Ma, in ogni caso, sono film non sulla bocca di tutti, opere magari considerate straordinarie tra addetti ai lavori e appassionati veri ma comunque rimasti in quella cerchia o poco più.
Insomma, ci saranno molti di voi che l'avranno visti tutti ma spero abbiate capito quello che intendo.

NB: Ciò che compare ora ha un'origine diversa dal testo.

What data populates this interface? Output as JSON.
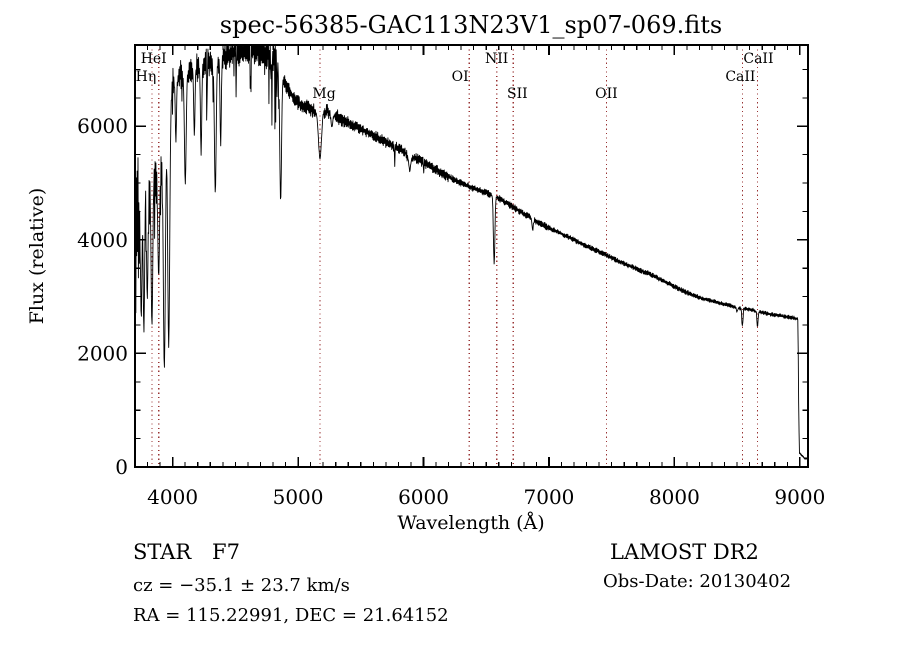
{
  "title": "spec-56385-GAC113N23V1_sp07-069.fits",
  "axes": {
    "xlabel": "Wavelength (Å)",
    "ylabel": "Flux (relative)",
    "x_ticks": [
      4000,
      5000,
      6000,
      7000,
      8000,
      9000
    ],
    "y_ticks": [
      0,
      2000,
      4000,
      6000
    ],
    "x_minor_step": 100,
    "y_minor_step": 500,
    "xlim": [
      3700,
      9065
    ],
    "ylim": [
      0,
      7430
    ]
  },
  "line_markers": [
    {
      "label": "HeI",
      "wavelength": 3889,
      "row": 1,
      "dx": -5
    },
    {
      "label": "Hη",
      "wavelength": 3835,
      "row": 2,
      "dx": -6
    },
    {
      "label": "Mg",
      "wavelength": 5175,
      "row": 3,
      "dx": 4
    },
    {
      "label": "OI",
      "wavelength": 6364,
      "row": 2,
      "dx": -9
    },
    {
      "label": "NII",
      "wavelength": 6583,
      "row": 1,
      "dx": 0
    },
    {
      "label": "SII",
      "wavelength": 6716,
      "row": 3,
      "dx": 4
    },
    {
      "label": "OII",
      "wavelength": 7458,
      "row": 3,
      "dx": 0
    },
    {
      "label": "CaII",
      "wavelength": 8542,
      "row": 2,
      "dx": -2
    },
    {
      "label": "CaII",
      "wavelength": 8662,
      "row": 1,
      "dx": 1
    }
  ],
  "chart_data": {
    "type": "line",
    "title": "spec-56385-GAC113N23V1_sp07-069.fits",
    "xlabel": "Wavelength (Å)",
    "ylabel": "Flux (relative)",
    "xlim": [
      3700,
      9065
    ],
    "ylim": [
      0,
      7430
    ],
    "grid": false,
    "line_color": "#000000",
    "marker_line_color": "#993333",
    "continuum_points": [
      [
        3700,
        3600
      ],
      [
        3715,
        4300
      ],
      [
        3735,
        4700
      ],
      [
        3760,
        4900
      ],
      [
        3790,
        5100
      ],
      [
        3820,
        5200
      ],
      [
        3855,
        5350
      ],
      [
        3880,
        5300
      ],
      [
        3905,
        5500
      ],
      [
        3930,
        5600
      ],
      [
        3952,
        5900
      ],
      [
        3975,
        6400
      ],
      [
        4000,
        6820
      ],
      [
        4080,
        6920
      ],
      [
        4160,
        7000
      ],
      [
        4240,
        7080
      ],
      [
        4330,
        7160
      ],
      [
        4420,
        7240
      ],
      [
        4510,
        7310
      ],
      [
        4600,
        7350
      ],
      [
        4690,
        7330
      ],
      [
        4760,
        7270
      ],
      [
        4820,
        7180
      ],
      [
        4870,
        6900
      ],
      [
        4920,
        6650
      ],
      [
        4970,
        6480
      ],
      [
        5020,
        6380
      ],
      [
        5090,
        6320
      ],
      [
        5160,
        6230
      ],
      [
        5230,
        6280
      ],
      [
        5300,
        6190
      ],
      [
        5380,
        6080
      ],
      [
        5460,
        5990
      ],
      [
        5540,
        5910
      ],
      [
        5620,
        5820
      ],
      [
        5700,
        5720
      ],
      [
        5780,
        5630
      ],
      [
        5860,
        5530
      ],
      [
        5940,
        5430
      ],
      [
        6020,
        5330
      ],
      [
        6100,
        5230
      ],
      [
        6180,
        5130
      ],
      [
        6260,
        5040
      ],
      [
        6340,
        4960
      ],
      [
        6420,
        4890
      ],
      [
        6500,
        4830
      ],
      [
        6580,
        4760
      ],
      [
        6660,
        4650
      ],
      [
        6740,
        4540
      ],
      [
        6820,
        4430
      ],
      [
        6900,
        4330
      ],
      [
        6990,
        4220
      ],
      [
        7080,
        4130
      ],
      [
        7170,
        4030
      ],
      [
        7260,
        3930
      ],
      [
        7350,
        3840
      ],
      [
        7440,
        3750
      ],
      [
        7530,
        3650
      ],
      [
        7620,
        3560
      ],
      [
        7710,
        3480
      ],
      [
        7800,
        3400
      ],
      [
        7890,
        3300
      ],
      [
        7980,
        3200
      ],
      [
        8070,
        3100
      ],
      [
        8160,
        3010
      ],
      [
        8250,
        2950
      ],
      [
        8340,
        2900
      ],
      [
        8430,
        2850
      ],
      [
        8520,
        2800
      ],
      [
        8610,
        2770
      ],
      [
        8700,
        2720
      ],
      [
        8790,
        2680
      ],
      [
        8880,
        2650
      ],
      [
        8960,
        2620
      ],
      [
        8985,
        2600
      ],
      [
        8990,
        1200
      ],
      [
        8996,
        250
      ],
      [
        9040,
        150
      ],
      [
        9060,
        150
      ]
    ],
    "absorption_lines": [
      [
        3750,
        2600,
        6
      ],
      [
        3771,
        2350,
        6
      ],
      [
        3798,
        2900,
        6
      ],
      [
        3835,
        2450,
        7
      ],
      [
        3889,
        3300,
        7
      ],
      [
        3934,
        1700,
        8
      ],
      [
        3969,
        2100,
        8
      ],
      [
        4026,
        5700,
        5
      ],
      [
        4101,
        4950,
        7
      ],
      [
        4173,
        5800,
        5
      ],
      [
        4227,
        5450,
        5
      ],
      [
        4340,
        4800,
        7
      ],
      [
        4383,
        5600,
        5
      ],
      [
        4861,
        4650,
        7
      ],
      [
        5175,
        5400,
        12
      ],
      [
        5270,
        5950,
        7
      ],
      [
        5890,
        5180,
        8
      ],
      [
        6563,
        3540,
        6
      ],
      [
        6870,
        4150,
        6
      ],
      [
        8498,
        2680,
        5
      ],
      [
        8542,
        2440,
        5
      ],
      [
        8662,
        2460,
        5
      ]
    ],
    "noise_segments": [
      [
        3700,
        3960,
        1350
      ],
      [
        3960,
        4000,
        600
      ],
      [
        4000,
        4880,
        270
      ],
      [
        4880,
        5400,
        130
      ],
      [
        5400,
        6200,
        95
      ],
      [
        6200,
        7000,
        60
      ],
      [
        7000,
        8200,
        45
      ],
      [
        8200,
        8990,
        35
      ],
      [
        8990,
        9065,
        15
      ]
    ],
    "random_dips": [
      {
        "range": [
          4000,
          4900
        ],
        "p": 0.06,
        "max": 1500
      },
      {
        "range": [
          4900,
          6300
        ],
        "p": 0.035,
        "max": 420
      }
    ],
    "seed": 42
  },
  "footer": {
    "class_label": "STAR",
    "subclass": "F7",
    "survey": "LAMOST DR2",
    "cz_line": "cz = −35.1 ± 23.7 km/s",
    "obs_date_line": "Obs-Date: 20130402",
    "radec_line": "RA = 115.22991, DEC =  21.64152"
  }
}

per tutti i film potete trovare la mia recensione nell'elenco generale del blog, cliccando QUI

LAURENCE ANYWAYS


Di Dolan parlan tutti, del suo talento, dei suoi film sbagliati (Donovan), di quelli che devono ancora arrivare qui da noi, del suo capolavoro Mommy, di una filmografia già grandissima alla sua età.
Eppure troppo poco spesso si cita il suo film più grande, il suo capolavoro, Laurence Anyways.
Solo pensare che nel torneo del Film del Millennio qui nel blog Mommy (stupendo eh) arrivò nei primi 5 e Laurence intorno alla 200ima posizione dimostra quanto ancora deve entrare nelle visioni e nel cuore di tutti

POST MORTEM


Lo metto appena dopo Laurence perchè vale lo stesso discorso.
Larrain è grande, grandissimo, ma quasi mai viene fuori questa sua perla, un film capace di raccontare un'intera nazione e stagione politica solo osservando un grigio e misantropo impiegato

BEN X


Uno dei più bei film sul bullismo e, in generale, sui disturbi autistici degli ultimi 30 anni.
Eppure non lo si cita o legge mai da nessuna parte

L'IMPOSTORE


Una vicenda incredibile per un documentario così bello che non si può accettare l'esser stato così poco visto.
Quando la realtà, per l'ennesima volta, supera l'immaginazione

NON ESSERE CATTIVO


Perchè è ora che tutti, ma veramente tutti, si rendano conto che questo è uno dei più grandi film italiani degli anni 2000.
Caligari ha vissuto un'intera carriera (e vita) nell'ombra o nella non meritata consacrazione.
Almeno adesso che non c'è più ognuno di noi ha l'obbligo di diffondere e ricordare chi era.

IL PRIMO RE


E, a proposito d'Italia, io dopo soli 5-6 mesi ho già la sensazione che questo stupendo film di Rovere sia finito nel dimenticatoio.
Un'operazione coraggiosissima, un risultato eccellente, un qualcosa che non vedevamo qui da noi da decenni.
Non permettiamo che resti sottotraccia

THELMA


Magnifico film di Joachim Trier, anche questo passato e, in un amen, quasi subito dopo dimenticato.
Eppure Thelma è qualcosa di potente, potentissimo, capace di giostrare tra più generi e avere una forza metaforica rara.
Un gioiello

FOXCATCHER


Forse era dai tempi di Confessioni di una mente pericolosa che non vedevo un film americano di Hollywood tanto bello quanto sottovalutato.
Tratto da una vicenda reale questo è cinema altissimo

THE HOUSE OF THE DEVIL


Mettiamo dentro anche un horror.
Tra l'altro questo forse è un "errore" nella lista, non ricordo se il film è mai stato distribuito da noi.
Ma resta uno di quegli horror eccezionali dimenticati da quasi tutte le liste di settore.
Operazione impressionante, come riuscire a realizzare nel 2009 un film degli anni 80, in ogni suo singolo aspetto.
Non crederete nemmeno che sia dei giorni nostri

PERSEPOLIS


Un capolavoro dell'animazione moderna che per quanto bello, per quanto divertente, per quanto importante e per quanto attuale dovrebbe passare sotto gli occhi di ogni persona del pianeta.

L'INFANZIA DI UN CAPO



Forse l'opera prima più grande dei nostri tempi recentissimi.
Eppure ogni 10 persone con cui parli trovarne una che l'ha visto è grasso che cola.
L'esordio impressionante alla regia di Brady Corbet è un film ambizioso, colto, maturo, insidioso e inquietante.

IL PASSATO


Ecco, qui potremmo considerare lo stesso regista, Fahradi, come enormemente sottovalutato e inserire qua dentro ognuno dei suoi film.
 Io ho sempre sentito parlare pochissimo di quello che forse, per un'incollatura, è il suo più bello, Il Passato.
Nessuno scrive dialoghi come lui, nessuno col niente riesce a trasmettere tanto

EL ABRAZO DE LA SERPIENTE


Un film straordinario che è un viaggio spirituale, culturale e anche cinematografico.
Opera unica che, purtroppo, non riuscirà mai a raggiungere il grande pubblico.